Your bags are packed, your plane ticket is ready, and you’re about to travel to some far away land to have an adventure. When you touch down at your destination, you’ll be greeted with unique culture, food, locations, and people. Exciting right? Yes, except for one unfortunate drawback – jet lag.
Jet lag can put a damper on your travel plans, especially when you don’t have a lot of time at your destination to adjust to the new time zone. You don’t want to be asleep in the middle of the day instead of outside exploring.
While you will most likely experience jet lag for a while after your trip, there are several jet lag cures that give you an easier time adjusting to the time difference.
What is Jet Lag?
Jet lag is a relatively new development in human history. It probably started around the time humans invented the jet airplane (hence the term). Commercialising air travel allowed humans to travel faster than ever before – with a slightly unexpected downside.
Jet lag is the phenomenon when a person’s circadian rhythm isn’t in sync with the local time zone at their destination. This tends to happen when you’ve hopped on a plane, taken and a long flight and flown too far westward or eastward of your original location that your body hasn’t had time to adjust.

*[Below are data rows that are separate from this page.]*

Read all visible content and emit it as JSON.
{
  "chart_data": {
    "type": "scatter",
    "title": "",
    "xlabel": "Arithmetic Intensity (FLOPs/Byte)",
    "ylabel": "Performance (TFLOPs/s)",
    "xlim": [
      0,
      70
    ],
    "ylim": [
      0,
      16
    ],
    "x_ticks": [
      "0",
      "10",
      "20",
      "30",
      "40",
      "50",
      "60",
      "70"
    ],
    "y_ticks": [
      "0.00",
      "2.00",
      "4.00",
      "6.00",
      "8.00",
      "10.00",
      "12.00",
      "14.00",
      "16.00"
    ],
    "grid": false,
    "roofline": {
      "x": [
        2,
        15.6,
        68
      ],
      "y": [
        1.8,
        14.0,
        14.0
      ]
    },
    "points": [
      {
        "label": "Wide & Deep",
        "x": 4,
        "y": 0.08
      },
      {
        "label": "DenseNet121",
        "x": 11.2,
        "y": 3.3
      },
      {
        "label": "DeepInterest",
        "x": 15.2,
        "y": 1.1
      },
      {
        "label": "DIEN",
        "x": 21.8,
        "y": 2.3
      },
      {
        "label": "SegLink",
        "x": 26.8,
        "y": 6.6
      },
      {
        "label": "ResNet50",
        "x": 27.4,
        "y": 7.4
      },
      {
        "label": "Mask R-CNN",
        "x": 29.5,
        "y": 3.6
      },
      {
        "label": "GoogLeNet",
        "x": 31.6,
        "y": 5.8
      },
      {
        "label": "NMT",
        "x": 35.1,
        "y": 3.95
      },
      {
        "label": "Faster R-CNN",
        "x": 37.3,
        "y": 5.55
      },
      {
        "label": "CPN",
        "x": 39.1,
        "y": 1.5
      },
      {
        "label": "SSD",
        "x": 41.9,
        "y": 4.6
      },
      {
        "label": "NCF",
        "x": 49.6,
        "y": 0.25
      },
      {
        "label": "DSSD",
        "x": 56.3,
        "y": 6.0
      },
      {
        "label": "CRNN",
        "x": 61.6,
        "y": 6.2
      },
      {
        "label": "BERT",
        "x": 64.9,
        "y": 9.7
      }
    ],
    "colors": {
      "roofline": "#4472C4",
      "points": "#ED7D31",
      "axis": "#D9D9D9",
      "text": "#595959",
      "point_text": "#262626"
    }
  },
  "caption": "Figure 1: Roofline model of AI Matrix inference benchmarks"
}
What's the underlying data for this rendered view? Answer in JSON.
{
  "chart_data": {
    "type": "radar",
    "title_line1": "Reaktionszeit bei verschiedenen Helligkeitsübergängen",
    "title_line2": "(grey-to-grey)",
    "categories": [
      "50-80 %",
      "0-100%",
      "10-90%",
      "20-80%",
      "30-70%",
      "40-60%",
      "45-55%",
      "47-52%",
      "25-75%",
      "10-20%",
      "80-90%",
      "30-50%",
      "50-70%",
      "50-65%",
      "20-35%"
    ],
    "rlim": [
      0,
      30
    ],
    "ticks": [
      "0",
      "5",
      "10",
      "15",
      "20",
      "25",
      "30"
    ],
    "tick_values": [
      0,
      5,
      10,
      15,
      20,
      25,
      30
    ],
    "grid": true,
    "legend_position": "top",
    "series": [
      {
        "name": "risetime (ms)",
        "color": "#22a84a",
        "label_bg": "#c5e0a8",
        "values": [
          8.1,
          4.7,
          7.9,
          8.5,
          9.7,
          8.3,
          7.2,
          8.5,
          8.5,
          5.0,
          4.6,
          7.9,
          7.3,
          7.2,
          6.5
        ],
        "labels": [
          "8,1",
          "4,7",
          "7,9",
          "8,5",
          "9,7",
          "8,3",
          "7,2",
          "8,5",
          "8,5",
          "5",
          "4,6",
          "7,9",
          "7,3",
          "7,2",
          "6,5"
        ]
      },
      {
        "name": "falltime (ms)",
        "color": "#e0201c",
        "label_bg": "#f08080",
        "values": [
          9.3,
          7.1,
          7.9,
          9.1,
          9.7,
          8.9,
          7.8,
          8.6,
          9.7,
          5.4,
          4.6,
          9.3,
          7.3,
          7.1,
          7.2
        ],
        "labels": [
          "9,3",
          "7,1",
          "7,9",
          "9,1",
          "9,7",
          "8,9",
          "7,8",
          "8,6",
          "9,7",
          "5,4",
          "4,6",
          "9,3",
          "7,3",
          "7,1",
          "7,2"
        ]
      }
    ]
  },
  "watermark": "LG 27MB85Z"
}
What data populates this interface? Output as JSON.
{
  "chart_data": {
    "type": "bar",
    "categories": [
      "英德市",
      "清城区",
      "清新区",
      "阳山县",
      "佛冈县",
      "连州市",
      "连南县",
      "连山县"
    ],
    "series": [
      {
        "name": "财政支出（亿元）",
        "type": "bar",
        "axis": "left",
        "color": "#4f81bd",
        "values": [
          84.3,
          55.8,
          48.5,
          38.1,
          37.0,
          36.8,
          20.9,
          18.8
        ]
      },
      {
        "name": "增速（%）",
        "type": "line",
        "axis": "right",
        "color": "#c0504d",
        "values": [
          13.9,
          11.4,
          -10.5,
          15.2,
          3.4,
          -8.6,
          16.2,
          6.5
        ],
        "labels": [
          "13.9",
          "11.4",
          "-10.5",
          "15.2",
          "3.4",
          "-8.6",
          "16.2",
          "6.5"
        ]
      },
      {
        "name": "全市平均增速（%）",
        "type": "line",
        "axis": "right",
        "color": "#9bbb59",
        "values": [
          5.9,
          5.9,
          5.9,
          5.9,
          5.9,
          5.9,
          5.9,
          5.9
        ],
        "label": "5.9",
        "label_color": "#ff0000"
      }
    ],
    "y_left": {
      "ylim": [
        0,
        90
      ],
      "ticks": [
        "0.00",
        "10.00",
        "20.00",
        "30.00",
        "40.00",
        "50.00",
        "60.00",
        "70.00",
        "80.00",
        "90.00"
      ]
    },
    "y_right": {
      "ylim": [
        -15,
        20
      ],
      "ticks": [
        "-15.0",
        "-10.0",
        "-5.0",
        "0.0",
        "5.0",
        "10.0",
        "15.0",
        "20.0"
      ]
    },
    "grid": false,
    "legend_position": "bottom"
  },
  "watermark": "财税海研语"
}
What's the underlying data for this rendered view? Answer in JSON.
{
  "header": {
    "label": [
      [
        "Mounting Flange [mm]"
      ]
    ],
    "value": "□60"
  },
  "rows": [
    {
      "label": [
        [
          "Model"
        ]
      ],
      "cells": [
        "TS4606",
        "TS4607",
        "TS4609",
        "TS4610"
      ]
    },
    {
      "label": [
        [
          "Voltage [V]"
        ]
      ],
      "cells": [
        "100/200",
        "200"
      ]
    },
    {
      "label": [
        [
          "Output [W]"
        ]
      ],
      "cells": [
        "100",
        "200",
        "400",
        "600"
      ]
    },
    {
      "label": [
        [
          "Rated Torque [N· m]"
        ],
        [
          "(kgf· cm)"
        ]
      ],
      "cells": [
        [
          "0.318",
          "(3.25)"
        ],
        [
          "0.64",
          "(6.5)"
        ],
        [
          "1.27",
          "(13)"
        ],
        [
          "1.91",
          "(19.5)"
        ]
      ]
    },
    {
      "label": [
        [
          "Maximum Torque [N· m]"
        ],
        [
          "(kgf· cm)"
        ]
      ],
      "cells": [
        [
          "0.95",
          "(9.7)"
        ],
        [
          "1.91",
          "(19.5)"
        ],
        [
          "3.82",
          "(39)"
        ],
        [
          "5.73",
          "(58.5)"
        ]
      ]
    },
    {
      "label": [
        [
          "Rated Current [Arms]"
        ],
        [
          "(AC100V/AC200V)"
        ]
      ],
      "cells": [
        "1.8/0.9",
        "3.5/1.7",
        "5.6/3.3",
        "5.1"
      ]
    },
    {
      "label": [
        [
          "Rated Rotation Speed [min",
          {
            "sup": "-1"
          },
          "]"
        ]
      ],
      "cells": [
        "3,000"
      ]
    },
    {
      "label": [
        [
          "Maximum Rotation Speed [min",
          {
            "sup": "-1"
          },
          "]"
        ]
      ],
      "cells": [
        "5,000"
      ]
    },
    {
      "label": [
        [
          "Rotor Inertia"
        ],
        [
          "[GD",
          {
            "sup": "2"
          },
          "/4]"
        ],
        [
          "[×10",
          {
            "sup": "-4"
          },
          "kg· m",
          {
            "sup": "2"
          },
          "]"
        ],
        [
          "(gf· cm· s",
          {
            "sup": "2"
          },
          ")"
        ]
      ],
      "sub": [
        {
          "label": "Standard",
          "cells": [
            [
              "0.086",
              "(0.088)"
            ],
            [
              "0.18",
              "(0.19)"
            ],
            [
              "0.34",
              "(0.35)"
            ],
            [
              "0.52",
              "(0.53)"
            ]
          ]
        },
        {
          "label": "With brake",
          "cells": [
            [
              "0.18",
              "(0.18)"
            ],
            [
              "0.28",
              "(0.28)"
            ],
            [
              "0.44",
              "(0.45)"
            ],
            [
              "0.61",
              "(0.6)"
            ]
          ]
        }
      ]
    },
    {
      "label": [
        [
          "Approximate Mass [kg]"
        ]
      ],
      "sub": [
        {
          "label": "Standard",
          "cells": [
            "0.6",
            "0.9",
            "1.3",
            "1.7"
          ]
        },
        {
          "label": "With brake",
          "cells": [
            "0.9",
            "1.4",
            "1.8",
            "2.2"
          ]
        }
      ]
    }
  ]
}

You’ll probably experience several effects of jet lag including excessive sleepiness or insomnia, lethargy, fatigue, and irritability. Don’t worry though! Jet lag can be cured much faster with a few simple tips.
Bask in the Sunlight
One of the best ways to adjust your body clock to a local time zone is to take in as much natural light as you can so you don’t feel as sleepy in the middle of the day. This method helps your body adjust to the rhythm of lightness and darkness of your new destination.
You could also try light therapy. This technique involves intentionally exposing yourself to a bright light to simulate sunshine with the use of a lightbox in order to adjust your circadian rhythm to the local time at your destination.
Avoid Caffeine and Alcohol
Though some people say that drinks with these substances actually help you stay awake (caffeine) or go to sleep (alcohol), they actually interfere with your body’s natural sleep and wake patterns and its ability to adjust your internal clock to local time.
It’s also best to avoid alcohol and caffeine prior to and on the flight so you can start adjusting more naturally by the time you start travelling and without getting dehydrated.
Hydrate, Hydrate, Hydrate
Another reason to avoid alcohol and caffeine is that they can tend to dehydrate your body. Hydration is important in alleviating symptoms of jet lag overall. So, skip the glass of wine or cup of coffee on the plane and drink plenty of water and healthy juices to keep you hydrated.
Shift as Soon as Possible
Many people have hectic schedules that might make this a little difficult, but even a few days before your trip, it helps to start adjusting your sleep-wake patterns closer to the local time at the destination.
This means sleeping a little later every night a few days before your long-haul flight if you’re travelling westward and sleeping a bit earlier on several consecutive nights before travelling eastward.
The moment you land at your destination, start living as the locals do – to an extent. Wake up when they do, adjust your eating patterns to match the local time, engage in activities that will keep you awake through the day, take a short power nap if you really need to, and do your best to sleep at the local bedtime to adjust your sleep schedule.
Anticipate the unfortunate but inevitable symptoms of jet lag and take it into account when you start planning your trip. The last thing you want is to be half-asleep in the middle of going through your travel itinerary. Follow these tips and you’ll beat jet lag and be on an adventure before you know it.